As bases do pensamento moderno, estabelecidas pelas revoluções racionais de pensadores como Descartes e Bacon, foram de extrema importância para o avanço da ciência e da sociedade. O desenvolvimento do método científico permitiu sistematizar a produção de conhecimento, um conhecimento comprovado experimentalmente e feito útil para a sociedade.
No entanto, hoje em dia não é difícil encontrar profissionais e especialistas, supostos homens e mulheres da ciência, expelindo opiniões e teorias insanas, ora de seus próprios campos, ora de outrem. Teorias que seriam facilmente contestadas com a mínima aplicação de um rigor científico, ou identificando os tropeços lógicos em seu desenvolvimento, ou com a simples observação de que as implicações de tais teorias não se sustentam no mundo real.
Como pode isso acontecer tanto nos tempos modernos? Tempos em que muitos dispõem de incríveis ferramentas para a obtenção de informações, para a comunicação com pessoas tão diversas quanto desejarem? A simplística resposta de acusar todas essas pessoas de estarem agindo em má-fé ou serem ignorantes to método científico não me satisfaz. Suspeito que essa "doença" que está infectando todas as áreas da ciência e da sociedade hoje, seja causada por novos fenômenos sociais, e de uma possível obsolescência do método científico, enquanto guia prático da razão do homem contemporâneo.
A adesão de sistemas democráticos em muito do mundo ocidental veio com a implícita responsabilidade de que o bom cidadão deveria estar tão bem informado quanto possível em todos os assuntos que afetam sua sociedade, enquanto isso, os avanços científicos tornaram várias áreas do conhecimento tão complexas que seu avanço agora requeria uma hiperespecialização. Finalmente, com a implementação de uma organização global, todas as sociedades estavam diretamente relacionadas através de sistemas tão complexos como eram diversos, sistemas que o bom cidadão agora deveria entender de forma a poder exercer seu papel democrático.
Então, o homem moderno, envergonhado, exausto e frustrado por tentar e não conseguir ter um conhecimento especializado de tudo (tal oximoro só ressalta a natureza herculeana da tarefa), se viu bombardeado por informações que ele não mais conseguia analisar racionalmente ou comprovar experimentalmente. Desprovido das proteções do rigor científico, mas ainda pressionado a ter que entender tudo para poder ser um bom cidadão e não ser responsabilizado pelas falhas de seu governo, o homem moderno se vê tentado pelos conhecimentos "fáceis", de natureza reveladora e de apelo emocional e psicológico, daí o sensacionalismo, as fake news, as inanidades produzidas por "falar o que o povo quer ouvir".

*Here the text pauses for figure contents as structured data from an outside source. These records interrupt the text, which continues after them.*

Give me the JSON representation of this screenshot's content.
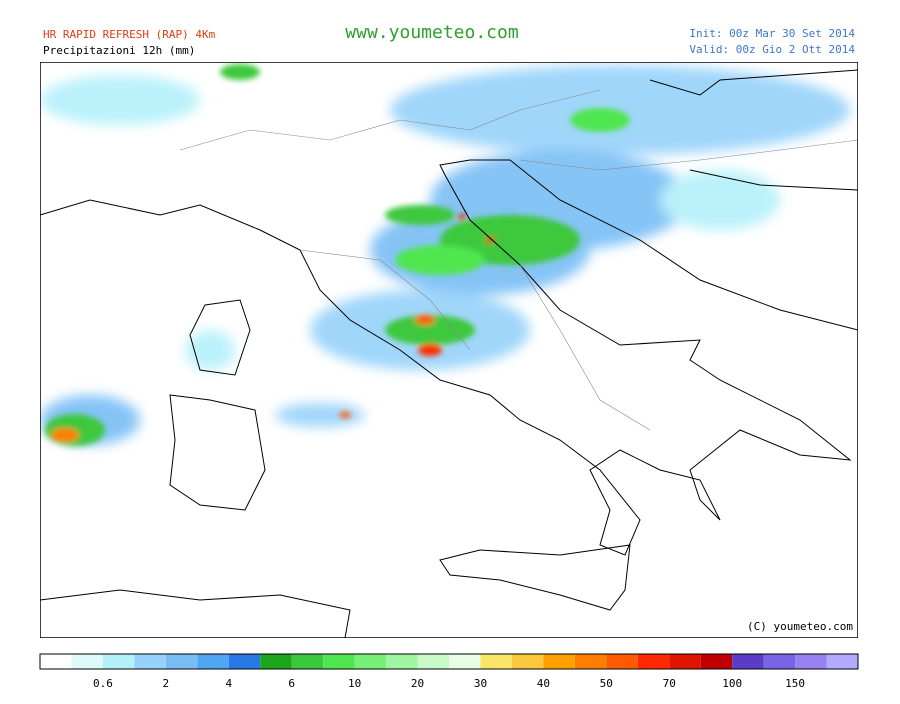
{
  "header": {
    "model": "HR RAPID REFRESH (RAP) 4Km",
    "product": "Precipitazioni 12h (mm)",
    "site": "www.youmeteo.com",
    "init": "Init: 00z Mar 30 Set 2014",
    "valid": "Valid: 00z Gio 2 Ott 2014"
  },
  "copyright": "(C) youmeteo.com",
  "legend": {
    "colors": [
      "#ffffff",
      "#e0fafa",
      "#b4f0fa",
      "#96d2fa",
      "#78bef5",
      "#50a5f5",
      "#2878e6",
      "#1ea51e",
      "#3cc83c",
      "#50e650",
      "#78f078",
      "#a0f5a0",
      "#c8fac8",
      "#e6ffe6",
      "#fae664",
      "#fac83c",
      "#ffa000",
      "#ff7d00",
      "#ff5a00",
      "#ff2800",
      "#e11400",
      "#c00000",
      "#5a3cc8",
      "#7864e6",
      "#9682f0",
      "#b4aaff"
    ],
    "labels": [
      "0.6",
      "2",
      "4",
      "6",
      "10",
      "20",
      "30",
      "40",
      "50",
      "70",
      "100",
      "150"
    ]
  }
}
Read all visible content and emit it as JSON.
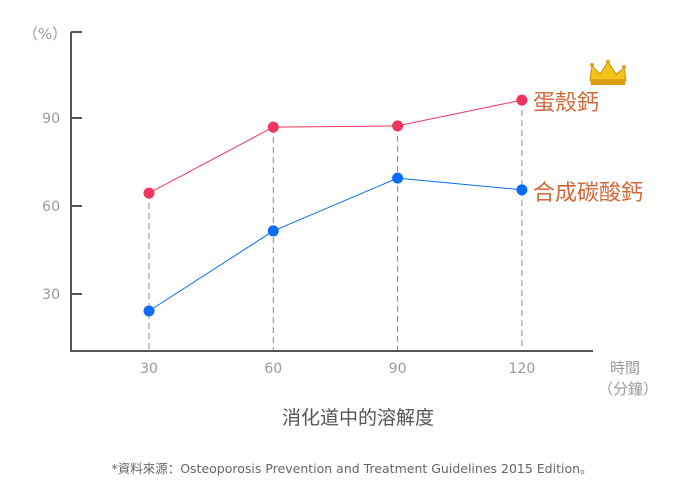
{
  "chart_data": {
    "type": "line",
    "title": "消化道中的溶解度",
    "xlabel": "時間",
    "xlabel_unit": "（分鐘）",
    "ylabel": "（%）",
    "x": [
      30,
      60,
      90,
      120
    ],
    "x_ticks": [
      "30",
      "60",
      "90",
      "120"
    ],
    "y_ticks": [
      "30",
      "60",
      "90"
    ],
    "ylim": [
      11,
      120
    ],
    "xlim": [
      3,
      146
    ],
    "grid": "vertical dashed drop lines at each x",
    "series": [
      {
        "name": "蛋殼鈣",
        "values": [
          64.4,
          86.9,
          87.3,
          96.1
        ],
        "color": "#f0355f",
        "annotation": "crown"
      },
      {
        "name": "合成碳酸鈣",
        "values": [
          24.2,
          51.5,
          69.5,
          65.5
        ],
        "color": "#0a6cf5"
      }
    ],
    "label_color": "#d2693a",
    "source": "*資料來源：Osteoporosis Prevention and Treatment Guidelines 2015 Edition。"
  }
}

Enfim, acredito que as bases epistemológicas do conhecimento precisem de renovação, mas não de caráter filosófico e racional, mas de caráter social. Estamos chegando a um ponto em que até o próprio pensamento do homem precisa ser colaborativo para ser efetivo, mas podemos ser muito incompetentes em como colaborar, nos falta a educação e a técnica social para efetivamente distinguir fontes confiáveis de conhecimento, encontrar colaboradores de confiança e competência. E não só no papel de ouvintes, mas também de falantes, quantas vezes já adulteramos a enunciação de nosso conhecimento só para soar mais agradável ao nosso ouvinte?
Proponho que passemos menos tempo minuciosamente analisando o mar de conhecimentos em que estamos mergulhados, e mais tempo analisando seus afluentes, quais estão límpidos, e quais estão envenenados. Afinal, se Bacon zombou da noção de se tentar erguer um obelisco sem as ferramentas apropriadas para demonstrar a necessidade do método científico, eu me permito zombar da noção de se tentar erguer um arranha-céu sozinho, independente de quão bem equipado se acredita estar, para demonstrar a necessidade de uma melhor colaboração social, mesmo que essa ainda implique alguma perda de rigidez e purismo racional (pelo menos até o advento do transhumanismo, mas isso é um assunto para o futuro).